Summary
datafaker/serialize_metadata.py contains a type parser (SIMPLE_TYPE_PARSER / type_parser) that converts SQL type strings in orm.yaml back into SQLAlchemy type objects. It currently only registers parsers for PostgreSQL-specific dialect types, which means:
- Types that appear in a PostgreSQL-sourced
orm.yaml but have no MS-SQL equivalent will fail to parse (or produce incorrect types) when datafaker is pointed at an MS-SQL database.
- Native MS-SQL type strings produced by SQL Server (e.g.
DATETIMEOFFSET, UNIQUEIDENTIFIER, VARBINARY) are not recognised by the parser at all, so make-tables on an MS-SQL source will fail.
Affected code
All PostgreSQL-specific entries in SIMPLE_TYPE_PARSER and type_parser in datafaker/serialize_metadata.py:
| Current parser entry |
Problem for MS-SQL |
simple(postgresql.TSVECTOR) |
No native MS-SQL equivalent; full-text indexing works differently |
simple(postgresql.BYTEA) |
MS-SQL uses VARBINARY(n) / VARBINARY(MAX) |
simple(postgresql.CIDR) |
No native network address type in MS-SQL |
numeric_type(postgresql.BIT) |
MS-SQL BIT is a single boolean flag (0/1), not a multi-bit field |
numeric_type(postgresql.REAL) |
Should map to sqltypes.REAL (generic) or mssql.REAL |
time_type(sqltypes.TIMESTAMP, postgresql.types.TIMESTAMP) |
MS-SQL uses DATETIME2; timezone-aware timestamps use DATETIMEOFFSET |
time_type(sqltypes.TIME, postgresql.types.TIME) |
MS-SQL TIME does not carry timezone info natively |
postgresql.ARRAY(base, dimensions=…) in type_parser |
MS-SQL has no native array type |
isinstance(type_, postgresql.DOMAIN) in column_to_dict |
MS-SQL has no domain type |
isinstance(type_, postgresql.ENUM) in column_to_dict |
MS-SQL has no ENUM; typically a CHECK constraint or lookup table |
Additionally, several MS-SQL-native type strings are entirely absent from the parser:
| MS-SQL type |
Notes |
UNIQUEIDENTIFIER |
UUID equivalent |
VARBINARY(n) / VARBINARY(MAX) |
Binary data (replaces BYTEA) |
DATETIMEOFFSET |
Timezone-aware timestamp |
DATETIME2 |
High-precision datetime |
NTEXT |
Deprecated but may appear in legacy schemas |
MONEY / SMALLMONEY |
Monetary types |
IMAGE |
Deprecated binary type |
Proposed steps
1. Add MS-SQL dialect types to SIMPLE_TYPE_PARSER
Import sqlalchemy.dialects.mssql and register parsers for native MS-SQL types that are not already covered by the generic sqltypes parsers:
from sqlalchemy.dialects import mssql, oracle, postgresql
SIMPLE_TYPE_PARSER = parsy.alt(
...
# MS-SQL native types
simple(mssql.UNIQUEIDENTIFIER),
numeric_type(mssql.VARBINARY), # covers VARBINARY(n) and VARBINARY(MAX)
simple(mssql.DATETIMEOFFSET),
simple(mssql.DATETIME2),
simple(mssql.MONEY),
simple(mssql.SMALLMONEY),
simple(mssql.IMAGE),
numeric_type(mssql.BIT), # single-bit boolean
...
)
2. Make BYTEA and CIDR gracefully degrade
When column_to_dict encounters postgresql.BYTEA, render it as VARBINARY(MAX) (or the generic sqltypes.LargeBinary) so that an orm.yaml sourced from PostgreSQL can still be used against MS-SQL. Do the same for postgresql.CIDR (no good equivalent — map to VARCHAR(43), the maximum length of an IPv6 CIDR string, and document the limitation).
3. Handle TSVECTOR
postgresql.TSVECTOR has no MS-SQL equivalent.
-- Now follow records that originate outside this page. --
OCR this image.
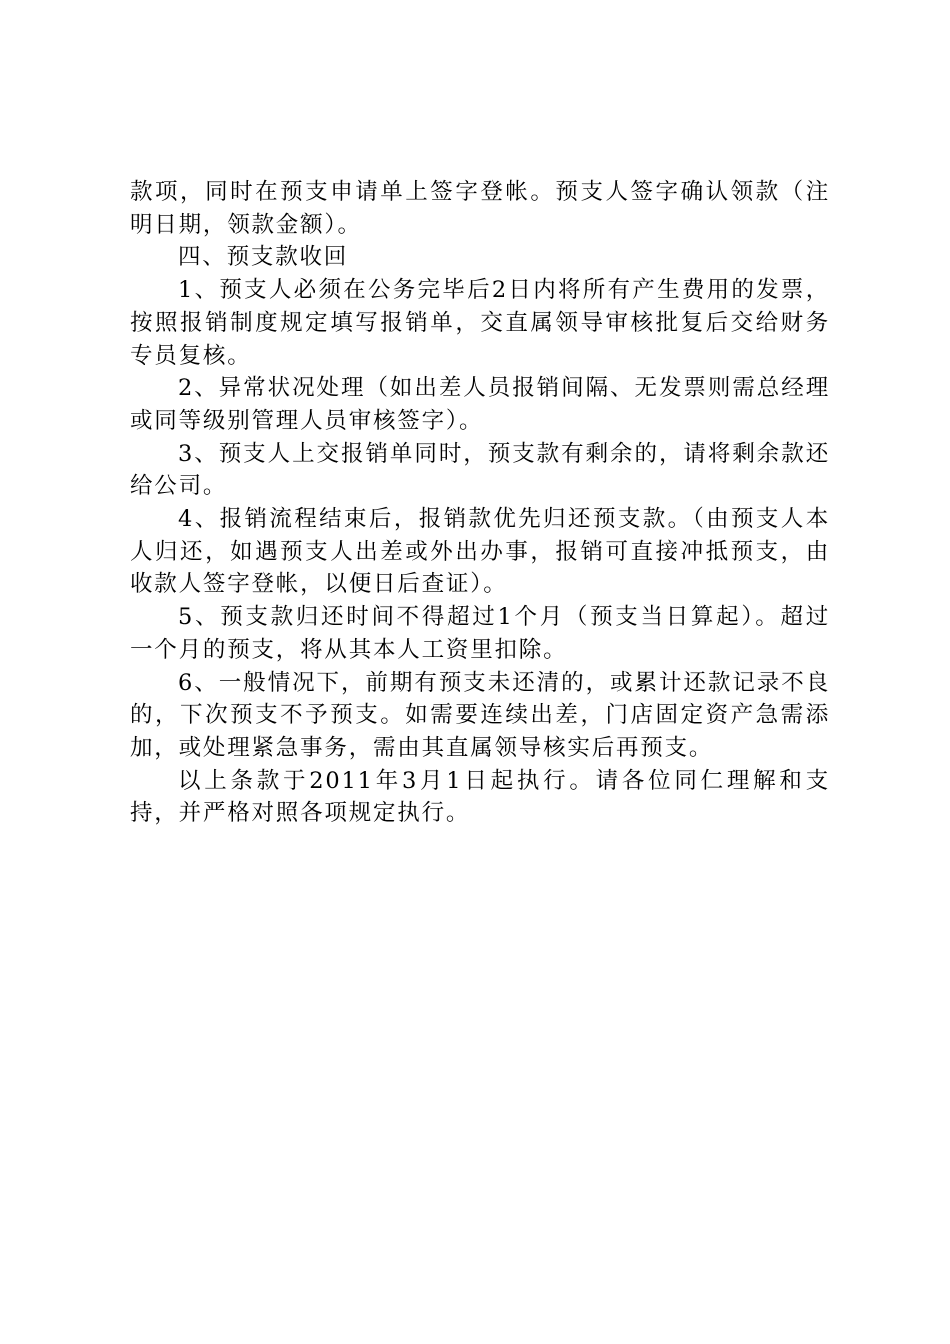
款项，同时在预支申请单上签字登帐。预支人签字确认领款（注明日期，领款金额）。

四、预支款收回

1、预支人必须在公务完毕后2日内将所有产生费用的发票，按照报销制度规定填写报销单，交直属领导审核批复后交给财务专员复核。

2、异常状况处理（如出差人员报销间隔、无发票则需总经理或同等级别管理人员审核签字）。

3、预支人上交报销单同时，预支款有剩余的，请将剩余款还给公司。

4、报销流程结束后，报销款优先归还预支款。（由预支人本人归还，如遇预支人出差或外出办事，报销可直接冲抵预支，由收款人签字登帐，以便日后查证）。

5、预支款归还时间不得超过1个月（预支当日算起）。超过一个月的预支，将从其本人工资里扣除。

6、一般情况下，前期有预支未还清的，或累计还款记录不良的，下次预支不予预支。如需要连续出差，门店固定资产急需添加，或处理紧急事务，需由其直属领导核实后再预支。

以上条款于2011年3月1日起执行。请各位同仁理解和支持，并严格对照各项规定执行。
Options:
- Omit the column from the generated schema when targeting MS-SQL (log a warning).
- Map it to
NVARCHAR(MAX) and store the raw text; datafaker will generate random strings rather than valid tsvectors, but the table will at least be created.
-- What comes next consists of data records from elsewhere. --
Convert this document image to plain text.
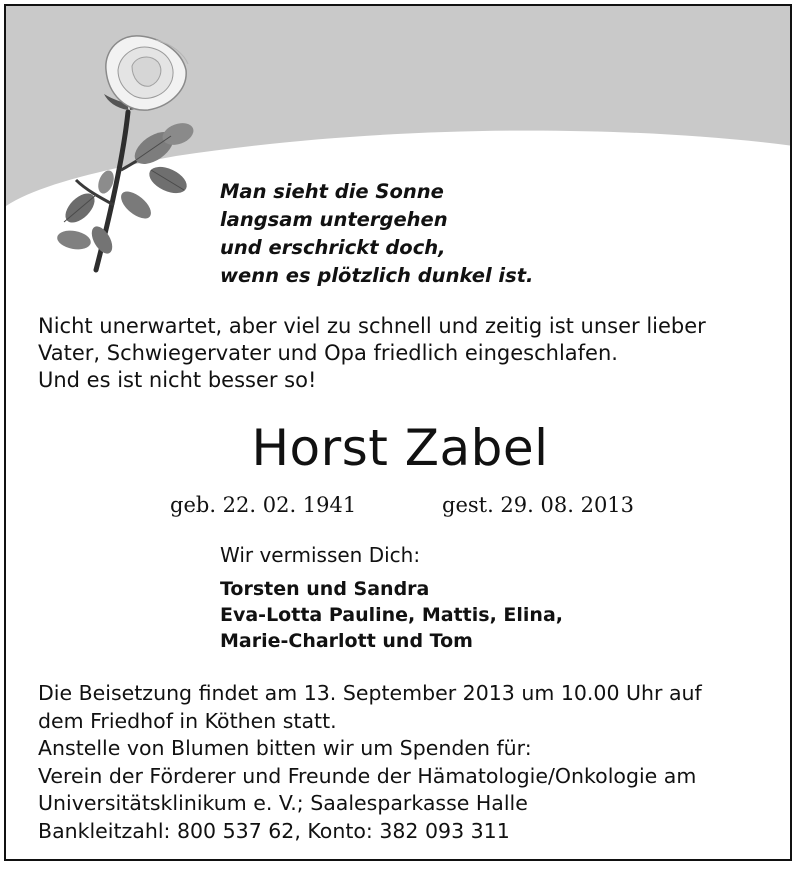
Man sieht die Sonne
langsam untergehen
und erschrickt doch,
wenn es plötzlich dunkel ist.
Nicht unerwartet, aber viel zu schnell und zeitig ist unser lieber
Vater, Schwiegervater und Opa friedlich eingeschlafen.
Und es ist nicht besser so!
Horst Zabel
geb. 22. 02. 1941	gest. 29. 08. 2013
Wir vermissen Dich:
Torsten und Sandra
Eva-Lotta Pauline, Mattis, Elina,
Marie-Charlott und Tom
Die Beisetzung findet am 13. September 2013 um 10.00 Uhr auf
dem Friedhof in Köthen statt.
Anstelle von Blumen bitten wir um Spenden für:
Verein der Förderer und Freunde der Hämatologie/Onkologie am
Universitätsklinikum e. V.; Saalesparkasse Halle
Bankleitzahl: 800 537 62, Konto: 382 093 311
Document whichever approach is chosen.
4. Handle ARRAY
postgresql.ARRAY has no direct MS-SQL equivalent. The type_parser should:
- Raise a clear error (or warning) when an array type is encountered while targeting MS-SQL, rather than silently producing invalid DDL.
- Alternatively, flatten to
NVARCHAR(MAX) (JSON-serialised array) and document the limitation.
5. Update time_type to use generic / MS-SQL types
Replace postgresql.types.TIMESTAMP and postgresql.types.TIME in the time_type parsers with the generic sqltypes.TIMESTAMP and sqltypes.TIME for the non-timezone case, and mssql.DATETIMEOFFSET for the timezone-aware case:
time_type(sqltypes.TIMESTAMP, mssql.DATETIMEOFFSET), # or a dialect-dispatched helper
time_type(sqltypes.TIME, sqltypes.TIME),
6. Update column_to_dict DOMAIN / ENUM handling
The existing isinstance(type_, postgresql.DOMAIN) and isinstance(type_, postgresql.ENUM) guards in column_to_dict are already dialect-conditional, but should be extended to handle MS-SQL equivalents (or degrade gracefully when those types are not present).
7. Add tests
- Unit tests for
type_parser.parse(...) covering each new MS-SQL type string.
- Regression tests confirming that existing PostgreSQL type strings still parse correctly.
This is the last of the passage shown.